Cultures are like living things because they can transform, absorb others, drop certain aspects as well as go extinct. The people themselves absorb new ideas, the values received through the festivals may no longer be of interest. The activities of the festival will show its origin which could be religious, tribal/ancestral, national, commercial, or hegemonic. There are critical works of art that get preserved as a result of certain festivals. A musical festival will lead to the introduction of new instruments or new musical styles and new ideas of manufacture.

A festival geared at the remembrance of past residents, for example, the African festival of masquerades which seems to promote the recognition of communing with the departed, or to say humans are not alone in the world involved certain costumes. The kinds of face masks, or even magical words to be said will require some initiation or training. Some festivals are quasi-religious because while the masquerade festivals brought people together to have fun, they can also be described as ancestor worship.

Cultural and religious practices of individual regions do not make the world agree on any one thing; for example, when is the turn of the year? Which day is the first day of the year, which comes first, night or day?
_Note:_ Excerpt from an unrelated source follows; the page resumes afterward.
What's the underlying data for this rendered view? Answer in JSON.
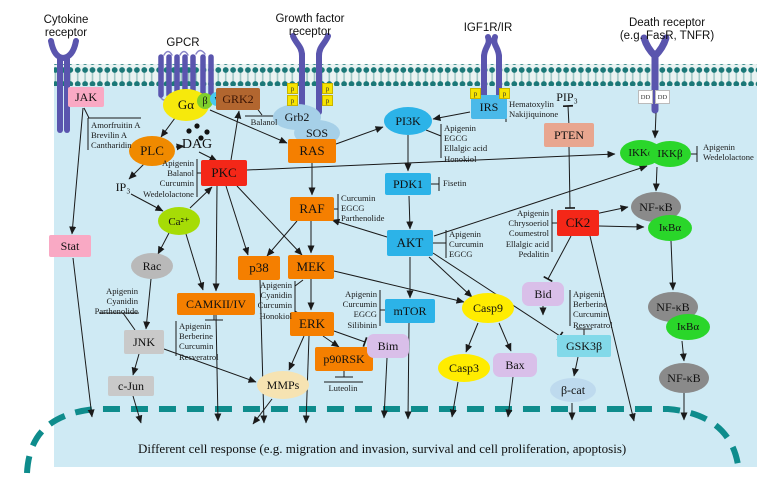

What this shows, is that the societies placed values on certain days, for example, the Sabbath day or day of rest for a set of people is not valued by some others and they will rather do as they please by referencing the days of value to them.

Some festivals can be considered a variant of the same because it seems to be directed at the same thing in different cultures; for example, the day of the dead that is popular in the Latino community seems to correspond to Halloween in the western world and quite similar to masquerades of Africans. The Anglo-world or societies associated with Western Christianity somehow dominates the world in what they hold as some divine order to determine time; create the calendar, and determine the center of the world to use as a reference point for other things.

So dominant are western thoughts that they virtually got the world to adopt their New Year date, and celebrate with them their religious festival of Christmas and New Year. Other ones like Halloween, St Patrick’s Day, Valentine’s Day, Mother’s Day, and Father’s day have also become and gained worldwide acceptance, just that the way each of them is celebrated is different. Quite clearly, the religious festivals are the most intensely celebrated and most attended.

A new kind of festival is brewing worldwide, which is commercial; it began as business or product shows, but it is being backed up with adverts and commercial thoughts in a manner that they are becoming a source of societal income. Be it a farm show, Car show, music show, or fashion show, when the society accepts it, a large gathering ensues, which could become a yearly event. Once a show becomes yearly and massively attended with economic benefit to everyone, it is possible to sustain it, but nothing stands like the religious festivals because it seeks to re-enact an event in history that is divinely orchestrated.